Anil Dhirubhai Ambani Group’s Reliance MediaWorks (previously Adlabs Films) has inked a non-binding term sheet and entered into negotiation and due diligence process with an International private equity fund to raise Rs 605 crore in exchange for a substantial minority stake in Reliance MediaWorks’s Film and Media Services division.

This follows a rights issue in May last year, which allowed the company to raise an amount up to Rs 500 crore (US $ 111 million) by offering equity shares to the Company’s shareholders.

According to the company statement, Reliance MediaWorks has agreed for a 90 day exclusivity with the potential investor and the proposed investment is subject to the completion of the company’s business restructuring of its film and media services business and necessary approvals along with detailed due-diligence and documentation. Reliance MediaWorks plans to use the proposed investment to pay debt and expand its operations, as indicated by a Reuters report.

Current Offerings: Reliance MediaWorks currently operates a worldwide cinema chain ‘Big Films‘ which has 490 screens across India, USA, Malaysia and Nepal and claims to serve 4 million consumers annually; a television production division ‘Big Synergy‘ which has offices in Mumbai, Delhi and Chennai; digital post production facilities for films, television shows and commercials; Hollywood design-compliant studios in Mumbai; and 1200-member media BPO which offers content processing, image enhancement and restoration services, visual effects and 2D to 3D conversion services with operations at US, UK and Mumbai.
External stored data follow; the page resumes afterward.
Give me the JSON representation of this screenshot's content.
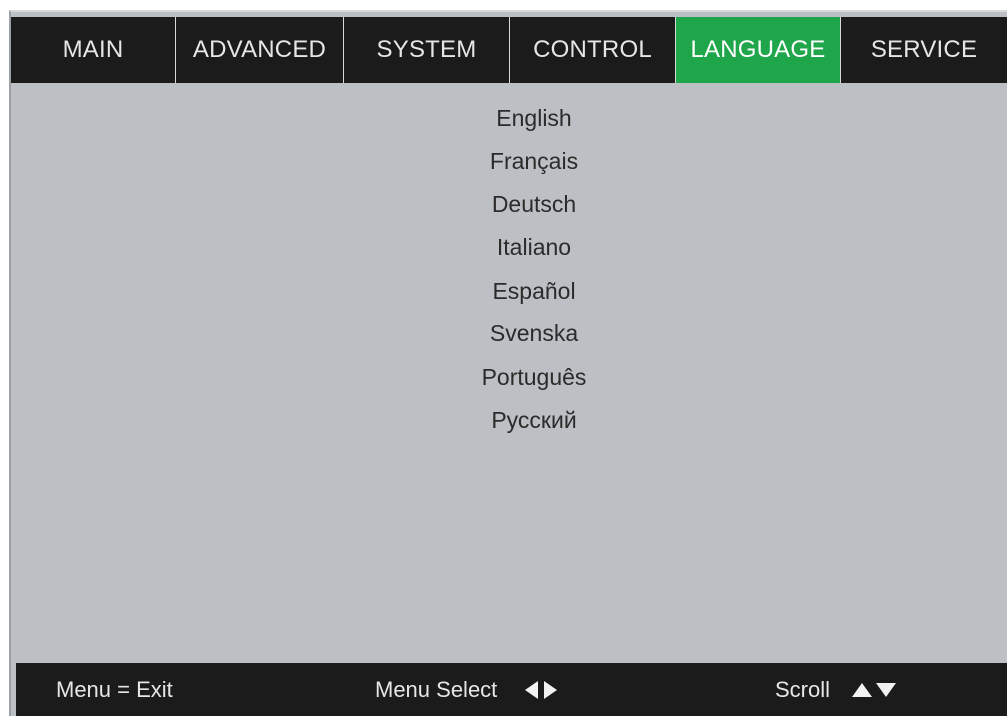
{
  "tabs": [
    {
      "label": "MAIN",
      "active": false
    },
    {
      "label": "ADVANCED",
      "active": false
    },
    {
      "label": "SYSTEM",
      "active": false
    },
    {
      "label": "CONTROL",
      "active": false
    },
    {
      "label": "LANGUAGE",
      "active": true
    },
    {
      "label": "SERVICE",
      "active": false
    }
  ],
  "languages": [
    "English",
    "Français",
    "Deutsch",
    "Italiano",
    "Español",
    "Svenska",
    "Português",
    "Русский"
  ],
  "footer": {
    "exit_label": "Menu = Exit",
    "select_label": "Menu Select",
    "scroll_label": "Scroll"
  },
  "colors": {
    "active_tab": "#1fa64a",
    "bar_background": "#1b1b1b",
    "panel_background": "#bcbfc3"
  },
  "icons": {
    "select": [
      "triangle-left-icon",
      "triangle-right-icon"
    ],
    "scroll": [
      "triangle-up-icon",
      "triangle-down-icon"
    ]
  }
}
In November 2011, Reliance MediaWorks announced a strategic restructuring of its business which separated the company’s exhibition, film and media service divisions as 100% subsidiaries of the company. The company said that this restructure will enable the company to pursue better growth opportunities in each of these divisions and to help expand its product and service offerings, thereby enhancing the company’s revenues, profitability and business. It had also received the board approval for its restructuring plans in January 2012.

Financials: In May 2012, Reliance MediaWorks posted a net loss of Rs 126 crore for the quarter ending March 30, 2012, a significant reduction from Rs 151 crore loss in the previous quarter and Rs 173 crore in the same quarter last year. The total operational income stood at Rs 176 crore, down from Rs 211 crore in the previous quarter but an increase from Rs 139 crore in the same quarter last year. For the fiscal 2011-12, it reported a net loss of Rs 518 crores, a significant increase from Rs 328.86 crore in the previous fiscal and operating income of Rs 814.5 crore, down from Rs 836.1 crore in the previous fiscal.
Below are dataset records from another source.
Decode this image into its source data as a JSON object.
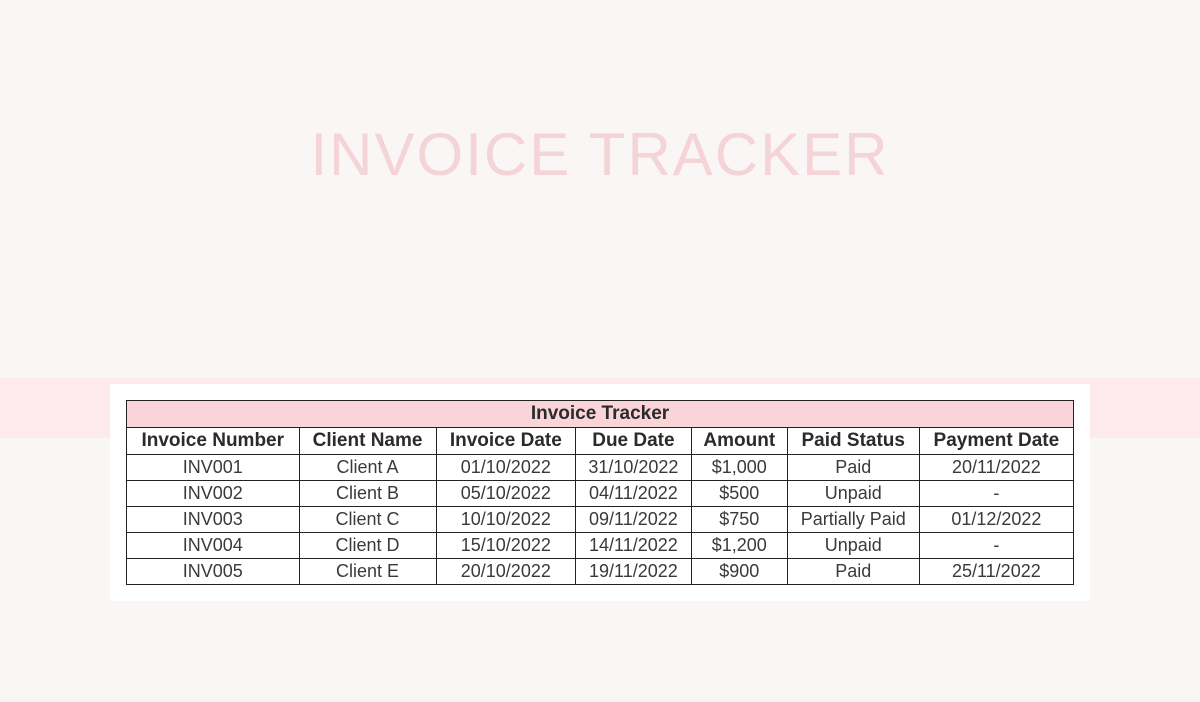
{
  "title": "INVOICE TRACKER",
  "table": {
    "header_title": "Invoice Tracker",
    "columns": [
      "Invoice Number",
      "Client Name",
      "Invoice Date",
      "Due Date",
      "Amount",
      "Paid Status",
      "Payment Date"
    ],
    "rows": [
      {
        "invoice_number": "INV001",
        "client_name": "Client A",
        "invoice_date": "01/10/2022",
        "due_date": "31/10/2022",
        "amount": "$1,000",
        "paid_status": "Paid",
        "payment_date": "20/11/2022"
      },
      {
        "invoice_number": "INV002",
        "client_name": "Client B",
        "invoice_date": "05/10/2022",
        "due_date": "04/11/2022",
        "amount": "$500",
        "paid_status": "Unpaid",
        "payment_date": "-"
      },
      {
        "invoice_number": "INV003",
        "client_name": "Client C",
        "invoice_date": "10/10/2022",
        "due_date": "09/11/2022",
        "amount": "$750",
        "paid_status": "Partially Paid",
        "payment_date": "01/12/2022"
      },
      {
        "invoice_number": "INV004",
        "client_name": "Client D",
        "invoice_date": "15/10/2022",
        "due_date": "14/11/2022",
        "amount": "$1,200",
        "paid_status": "Unpaid",
        "payment_date": "-"
      },
      {
        "invoice_number": "INV005",
        "client_name": "Client E",
        "invoice_date": "20/10/2022",
        "due_date": "19/11/2022",
        "amount": "$900",
        "paid_status": "Paid",
        "payment_date": "25/11/2022"
      }
    ]
  }
}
Besides this, Reliance MediaWorks had also started offering 3D Conversion services to Bollywood studios and Indian advertisers and had tied up with Vensat in December 2011, to create a Visual Effects, Animation and CG studio in Chennai, thus entering the Southern film market. It had also partnered with Thought Equity Motion, Inc to offer integrated, digital smart content solutions to Indian film studios, broadcasters and sports bodies.